Walter had set his house on fire at 1 (think it’s No. 2) Rutland Street. It was a heap – there were bottles on the steps full of urine apparently. Totally unable to look after himself.  He was in a state himself when he was admitted [to Silver Birches?]. Died early one morning – at breakfast time.  He had been a blacksmith and had worked near to Ravine Top, where he made small anchors and fishermen’s equipment in his younger days.

I was surprised to find him on the Shared Tree with his parents Arthur Maxwell ADDYMAN and Margaret Emma BROADLEY. Three sources point to his birth at Darley, by the river Nidd – a few miles before it flows past Harrogate. He grew up with two younger brothers. They lost their mother when Walter was sixteen. I didn’t find him in the 1939 Register, or any other source that gave his occupation. He was not short of a bob or two when he died.

The Shared Tree shows that many of his forebears had lived in much better circumstances. Following his Maxwell line should bring you to Robert the Bruce, King of Scots. I wonder if Walter knew he was related to the recently departed Queen of England, and the present King of the Great Reset.

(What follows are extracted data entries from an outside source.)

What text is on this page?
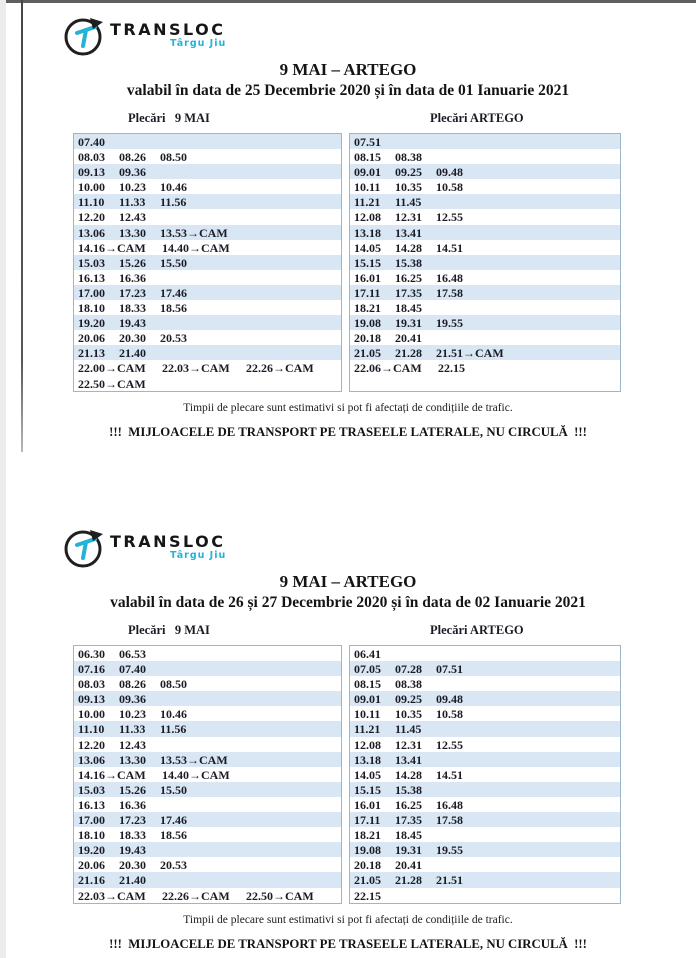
TRANSLOC
Târgu Jiu
9 MAI – ARTEGO
valabil în data de 25 Decembrie 2020 și în data de 01 Ianuarie 2021
Plecări   9 MAI	Plecări ARTEGO
07.40
08.03 08.26 08.50
09.13 09.36
10.00 10.23 10.46
11.10 11.33 11.56
12.20 12.43
13.06 13.30 13.53→CAM
14.16→CAM 14.40→CAM
15.03 15.26 15.50
16.13 16.36
17.00 17.23 17.46
18.10 18.33 18.56
19.20 19.43
20.06 20.30 20.53
21.13 21.40
22.00→CAM 22.03→CAM 22.26→CAM
22.50→CAM
07.51
08.15 08.38
09.01 09.25 09.48
10.11 10.35 10.58
11.21 11.45
12.08 12.31 12.55
13.18 13.41
14.05 14.28 14.51
15.15 15.38
16.01 16.25 16.48
17.11 17.35 17.58
18.21 18.45
19.08 19.31 19.55
20.18 20.41
21.05 21.28 21.51→CAM
22.06→CAM 22.15

Timpii de plecare sunt estimativi si pot fi afectați de condițiile de trafic.

!!!  MIJLOACELE DE TRANSPORT PE TRASEELE LATERALE, NU CIRCULĂ  !!!

TRANSLOC
Târgu Jiu
9 MAI – ARTEGO
valabil în data de 26 și 27 Decembrie 2020 și în data de 02 Ianuarie 2021
Plecări   9 MAI	Plecări ARTEGO
06.30 06.53
07.16 07.40
08.03 08.26 08.50
09.13 09.36
10.00 10.23 10.46
11.10 11.33 11.56
12.20 12.43
13.06 13.30 13.53→CAM
14.16→CAM 14.40→CAM
15.03 15.26 15.50
16.13 16.36
17.00 17.23 17.46
18.10 18.33 18.56
19.20 19.43
20.06 20.30 20.53
21.16 21.40
22.03→CAM 22.26→CAM 22.50→CAM
06.41
07.05 07.28 07.51
08.15 08.38
09.01 09.25 09.48
10.11 10.35 10.58
11.21 11.45
12.08 12.31 12.55
13.18 13.41
14.05 14.28 14.51
15.15 15.38
16.01 16.25 16.48
17.11 17.35 17.58
18.21 18.45
19.08 19.31 19.55
20.18 20.41
21.05 21.28 21.51
22.15

Timpii de plecare sunt estimativi si pot fi afectați de condițiile de trafic.

!!!  MIJLOACELE DE TRANSPORT PE TRASEELE LATERALE, NU CIRCULĂ  !!!
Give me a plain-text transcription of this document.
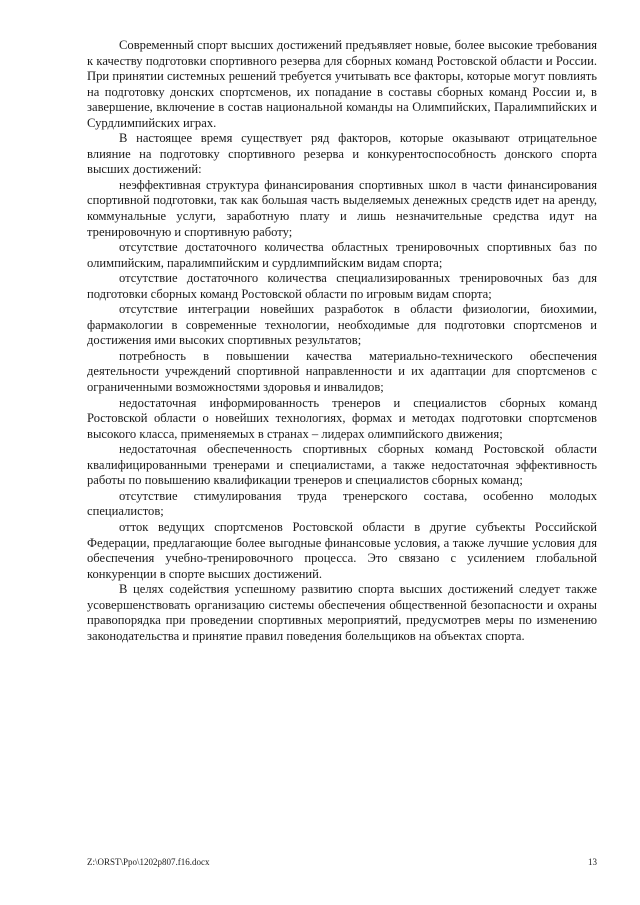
Современный спорт высших достижений предъявляет новые, более высокие требования к качеству подготовки спортивного резерва для сборных команд Ростовской области и России. При принятии системных решений требуется учитывать все факторы, которые могут повлиять на подготовку донских спортсменов, их попадание в составы сборных команд России и, в завершение, включение в состав национальной команды на Олимпийских, Паралимпийских и Сурдлимпийских играх.

В настоящее время существует ряд факторов, которые оказывают отрицательное влияние на подготовку спортивного резерва и конкурентоспособность донского спорта высших достижений:

неэффективная структура финансирования спортивных школ в части финансирования спортивной подготовки, так как большая часть выделяемых денежных средств идет на аренду, коммунальные услуги, заработную плату и лишь незначительные средства идут на тренировочную и спортивную работу;

отсутствие достаточного количества областных тренировочных спортивных баз по олимпийским, паралимпийским и сурдлимпийским видам спорта;

отсутствие достаточного количества специализированных тренировочных баз для подготовки сборных команд Ростовской области по игровым видам спорта;

отсутствие интеграции новейших разработок в области физиологии, биохимии, фармакологии в современные технологии, необходимые для подготовки спортсменов и достижения ими высоких спортивных результатов;

потребность в повышении качества материально-технического обеспечения деятельности учреждений спортивной направленности и их адаптации для спортсменов с ограниченными возможностями здоровья и инвалидов;

недостаточная информированность тренеров и специалистов сборных команд Ростовской области о новейших технологиях, формах и методах подготовки спортсменов высокого класса, применяемых в странах – лидерах олимпийского движения;

недостаточная обеспеченность спортивных сборных команд Ростовской области квалифицированными тренерами и специалистами, а также недостаточная эффективность работы по повышению квалификации тренеров и специалистов сборных команд;

отсутствие стимулирования труда тренерского состава, особенно молодых специалистов;

отток ведущих спортсменов Ростовской области в другие субъекты Российской Федерации, предлагающие более выгодные финансовые условия, а также лучшие условия для обеспечения учебно-тренировочного процесса. Это связано с усилением глобальной конкуренции в спорте высших достижений.

В целях содействия успешному развитию спорта высших достижений следует также усовершенствовать организацию системы обеспечения общественной безопасности и охраны правопорядка при проведении спортивных мероприятий, предусмотрев меры по изменению законодательства и принятие правил поведения болельщиков на объектах спорта.

Z:\ORST\Ppo\1202p807.f16.docx	13
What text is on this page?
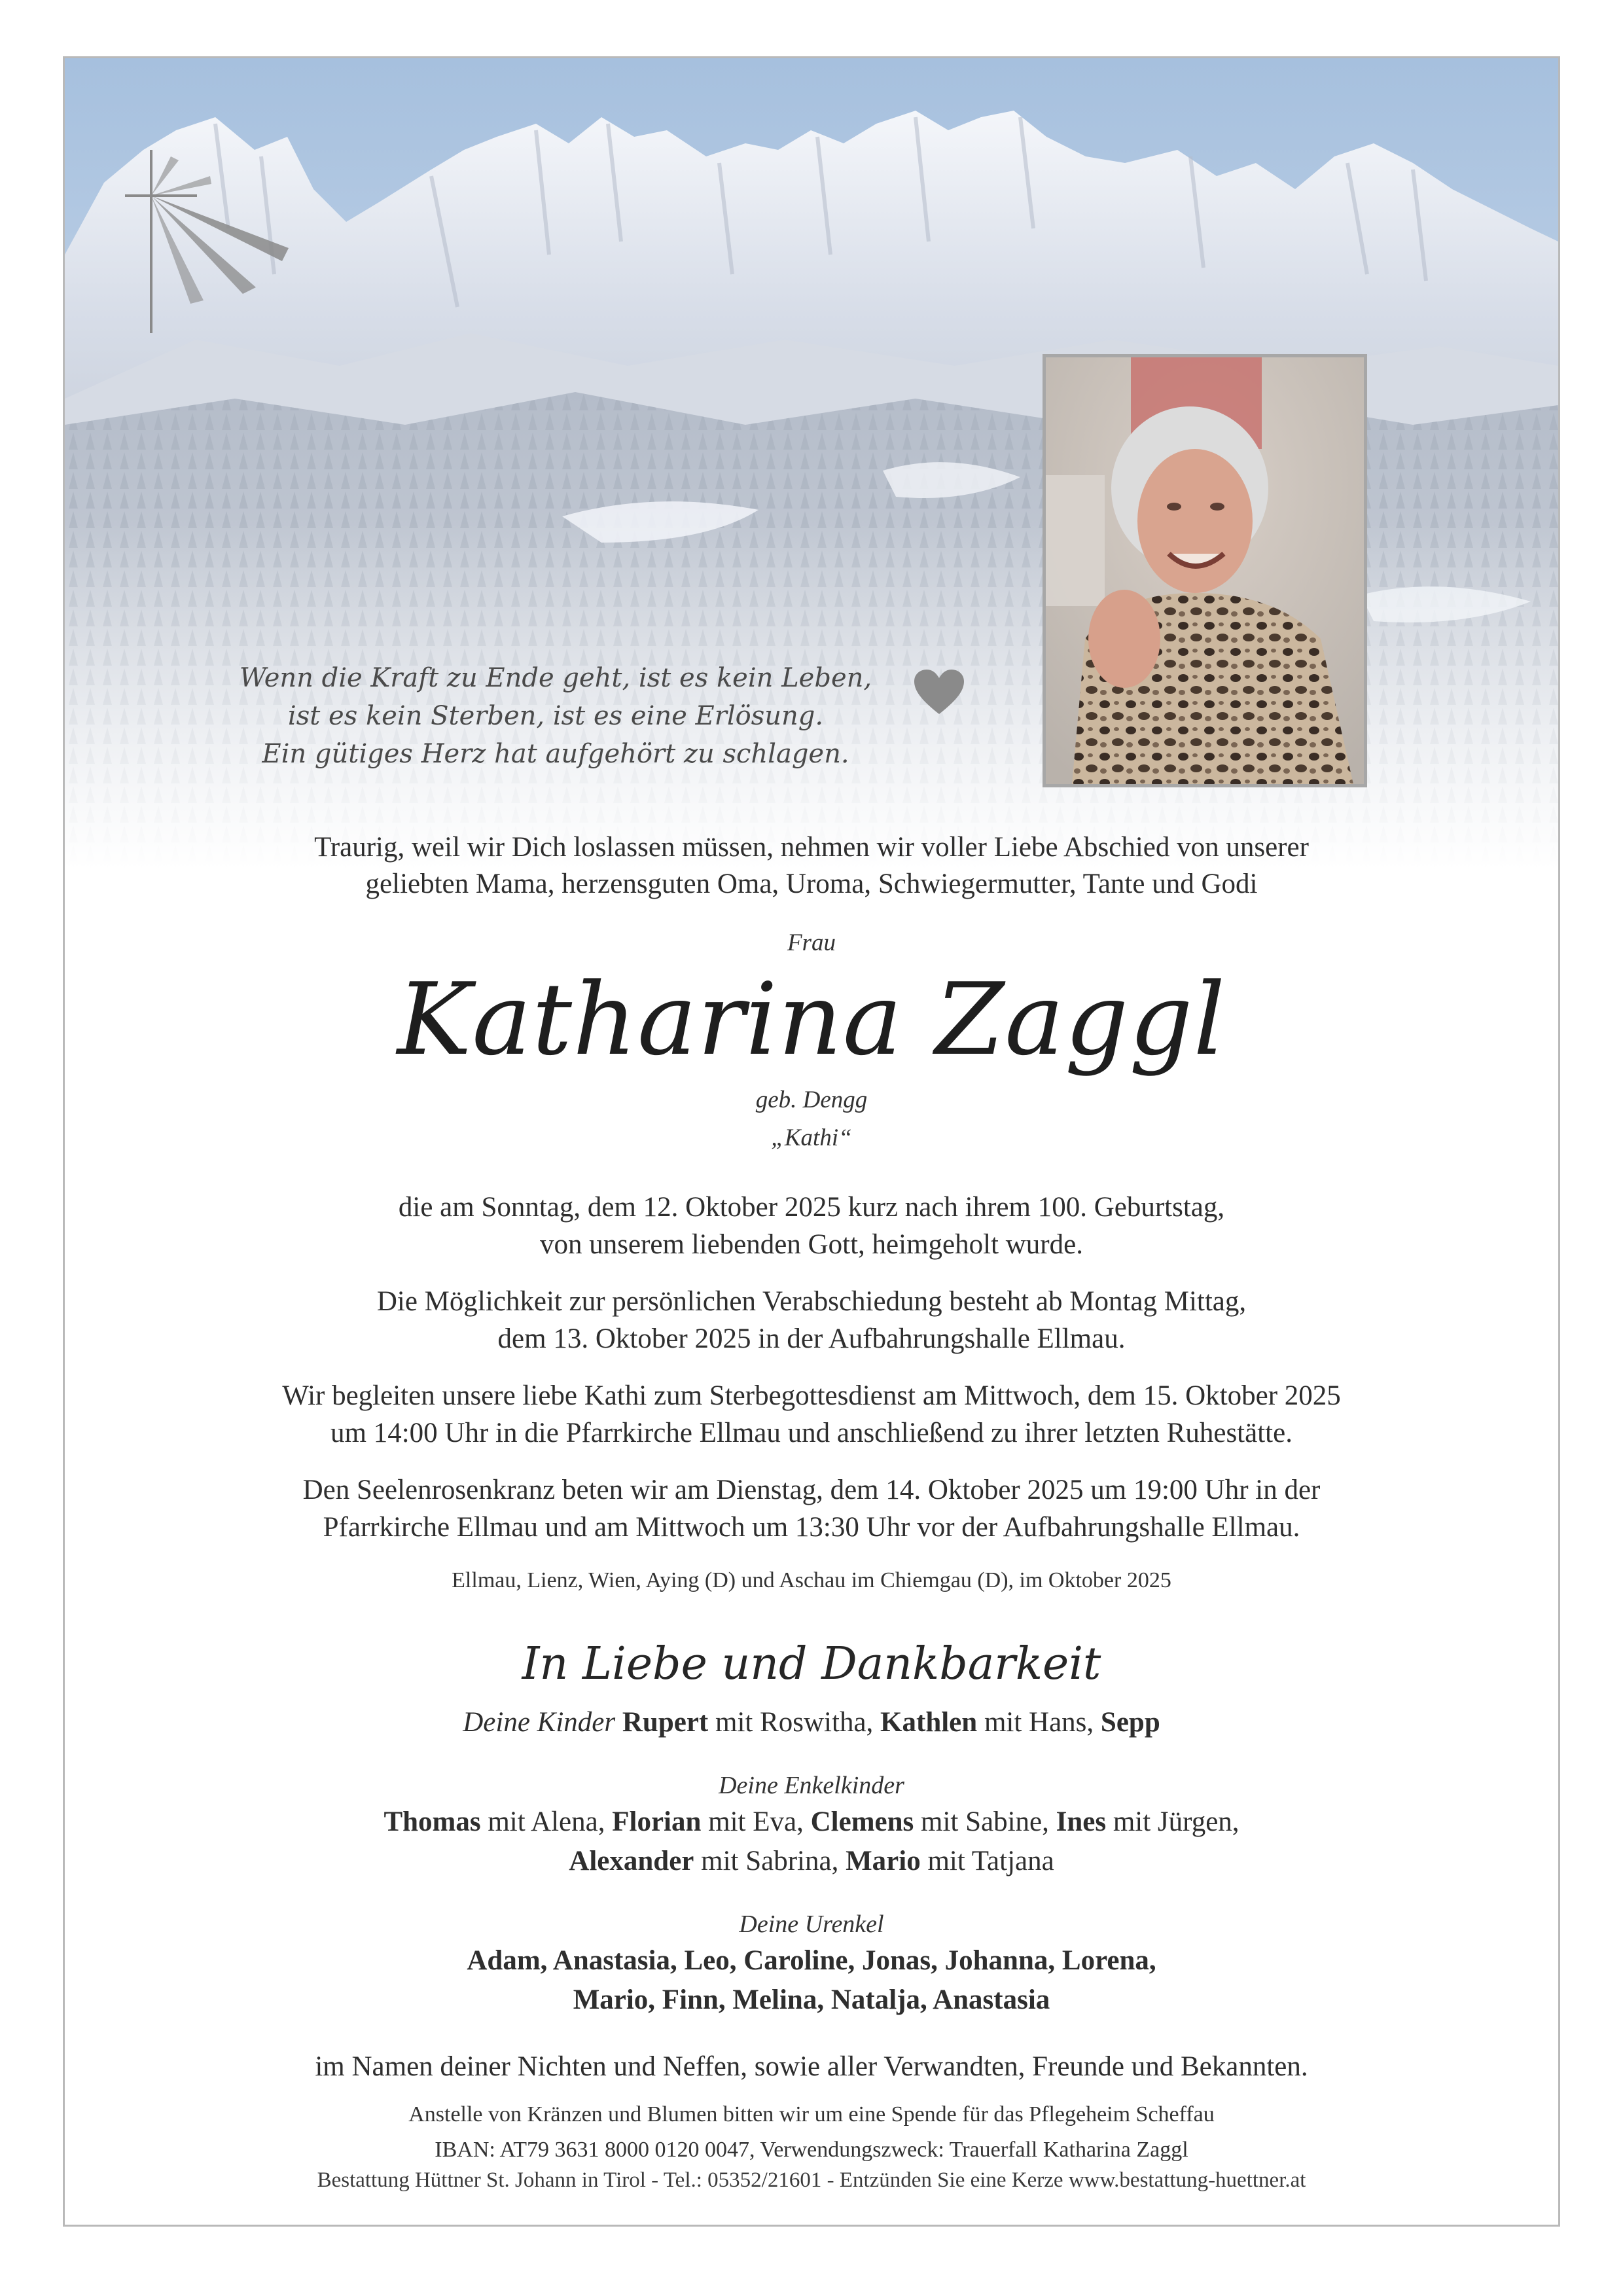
Wenn die Kraft zu Ende geht, ist es kein Leben,
ist es kein Sterben, ist es eine Erlösung.
Ein gütiges Herz hat aufgehört zu schlagen.
Traurig, weil wir Dich loslassen müssen, nehmen wir voller Liebe Abschied von unserer
geliebten Mama, herzensguten Oma, Uroma, Schwiegermutter, Tante und Godi
Frau
Katharina Zaggl
geb. Dengg
„Kathi“
die am Sonntag, dem 12. Oktober 2025 kurz nach ihrem 100. Geburtstag,
von unserem liebenden Gott, heimgeholt wurde.
Die Möglichkeit zur persönlichen Verabschiedung besteht ab Montag Mittag,
dem 13. Oktober 2025 in der Aufbahrungshalle Ellmau.
Wir begleiten unsere liebe Kathi zum Sterbegottesdienst am Mittwoch, dem 15. Oktober 2025
um 14:00 Uhr in die Pfarrkirche Ellmau und anschließend zu ihrer letzten Ruhestätte.
Den Seelenrosenkranz beten wir am Dienstag, dem 14. Oktober 2025 um 19:00 Uhr in der
Pfarrkirche Ellmau und am Mittwoch um 13:30 Uhr vor der Aufbahrungshalle Ellmau.
Ellmau, Lienz, Wien, Aying (D) und Aschau im Chiemgau (D), im Oktober 2025
In Liebe und Dankbarkeit
Deine Kinder Rupert mit Roswitha, Kathlen mit Hans, Sepp
Deine Enkelkinder
Thomas mit Alena, Florian mit Eva, Clemens mit Sabine, Ines mit Jürgen,
Alexander mit Sabrina, Mario mit Tatjana
Deine Urenkel
Adam, Anastasia, Leo, Caroline, Jonas, Johanna, Lorena,
Mario, Finn, Melina, Natalja, Anastasia
im Namen deiner Nichten und Neffen, sowie aller Verwandten, Freunde und Bekannten.
Anstelle von Kränzen und Blumen bitten wir um eine Spende für das Pflegeheim Scheffau
IBAN: AT79 3631 8000 0120 0047, Verwendungszweck: Trauerfall Katharina Zaggl
Bestattung Hüttner St. Johann in Tirol - Tel.: 05352/21601 - Entzünden Sie eine Kerze www.bestattung-huettner.at
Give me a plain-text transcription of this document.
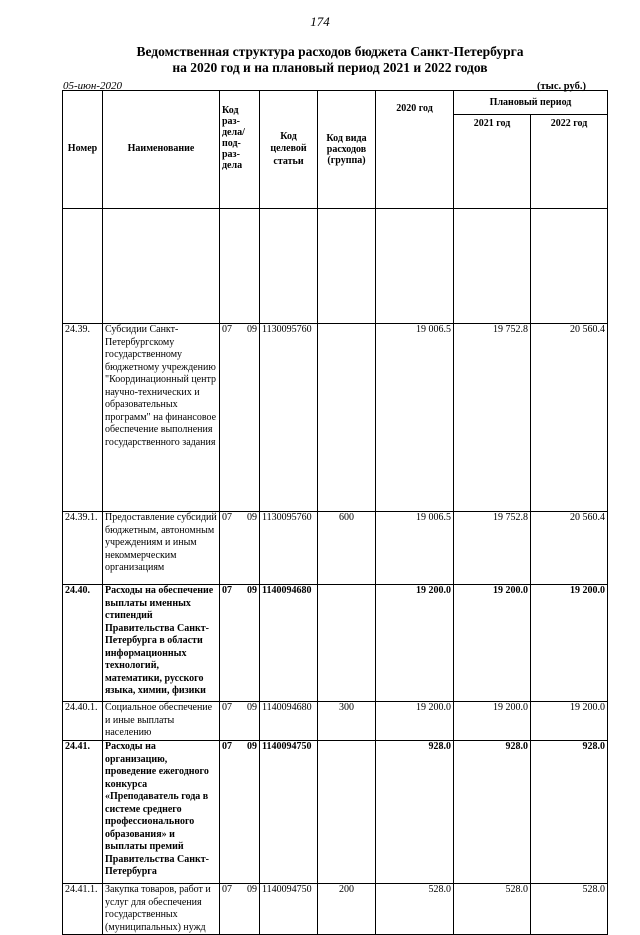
174
Ведомственная структура расходов бюджета Санкт-Петербурга
на 2020 год и на плановый период 2021 и 2022 годов
05-июн-2020	(тыс. руб.)
Номер	Наименование	Код раз-дела/ под-раз-дела	Код целевой статьи	Код вида расходов (группа)	2020 год	Плановый период	
						2021 год	2022 год

24.39.	Субсидии Санкт-Петербургскому государственному бюджетному учреждению "Координационный центр научно-технических и образовательных программ" на финансовое обеспечение выполнения государственного задания	07 09	1130095760		19 006.5	19 752.8	20 560.4
24.39.1.	Предоставление субсидий бюджетным, автономным учреждениям и иным некоммерческим организациям	07 09	1130095760	600	19 006.5	19 752.8	20 560.4
24.40.	Расходы на обеспечение выплаты именных стипендий Правительства Санкт-Петербурга в области информационных технологий, математики, русского языка, химии, физики	07 09	1140094680		19 200.0	19 200.0	19 200.0
24.40.1.	Социальное обеспечение и иные выплаты населению	07 09	1140094680	300	19 200.0	19 200.0	19 200.0
24.41.	Расходы на организацию, проведение ежегодного конкурса «Преподаватель года в системе среднего профессионального образования» и выплаты премий Правительства Санкт-Петербурга	07 09	1140094750		928.0	928.0	928.0
24.41.1.	Закупка товаров, работ и услуг для обеспечения государственных (муниципальных) нужд	07 09	1140094750	200	528.0	528.0	528.0
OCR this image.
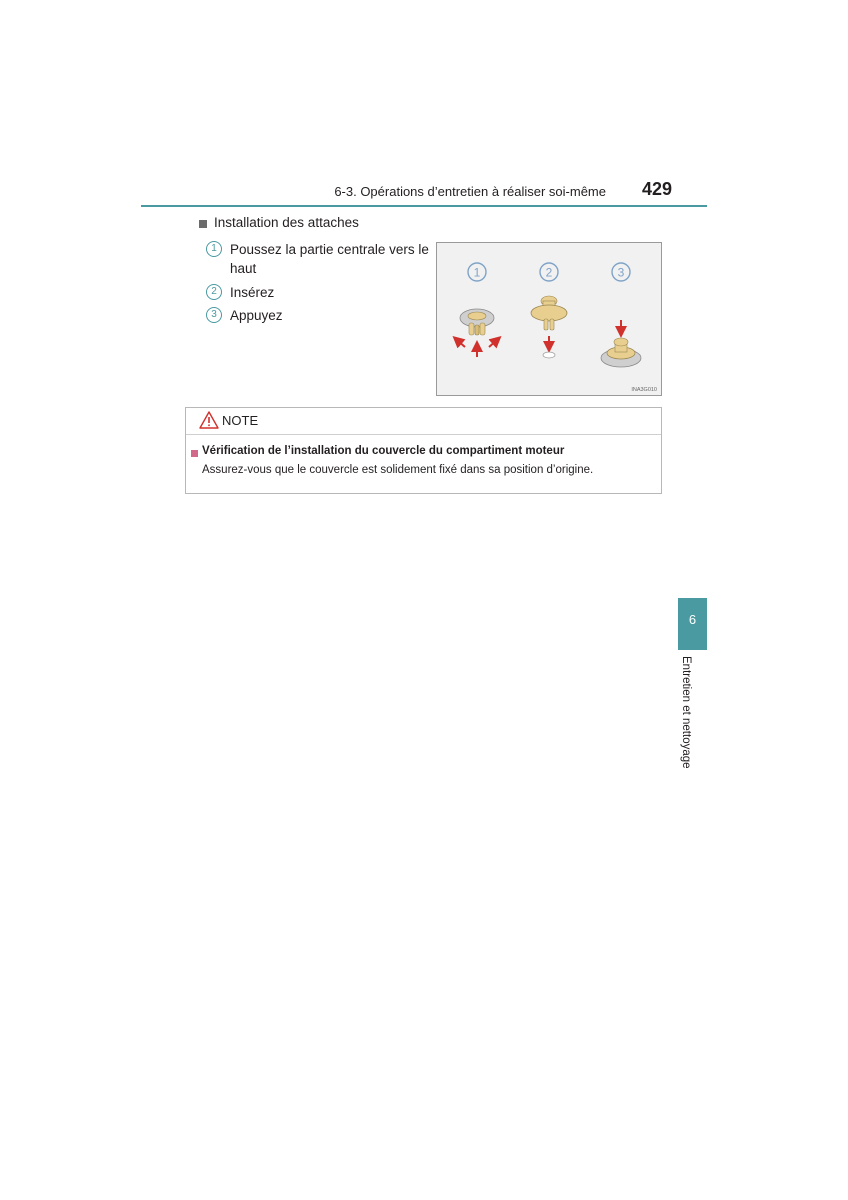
6-3. Opérations d’entretien à réaliser soi-même	429
Installation des attaches
1 Poussez la partie centrale vers le haut
2 Insérez
3 Appuyez
1	2	3
INA3G010
NOTE
Vérification de l’installation du couvercle du compartiment moteur
Assurez-vous que le couvercle est solidement fixé dans sa position d’origine.
6
Entretien et nettoyage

Mary Ann was the youngest daughter of Richard MAJOR and Mary Ann Cammish HAXBY. Her parents were remembered on 21 March (marriage anniversary) and older brother Thomas Cammish Major on 17 January (baptism). Mary Ann was with her widowed mother and younger brother John Robert at 9 Ebenezer Terrace in September 1939. While her mother carried out unpaid domestic duties, young Mary worked as a “domestic cook general” and John as “butchers assistant slaughterman”. Neither sibling married and they share a memorial in St Oswald’s churchyard.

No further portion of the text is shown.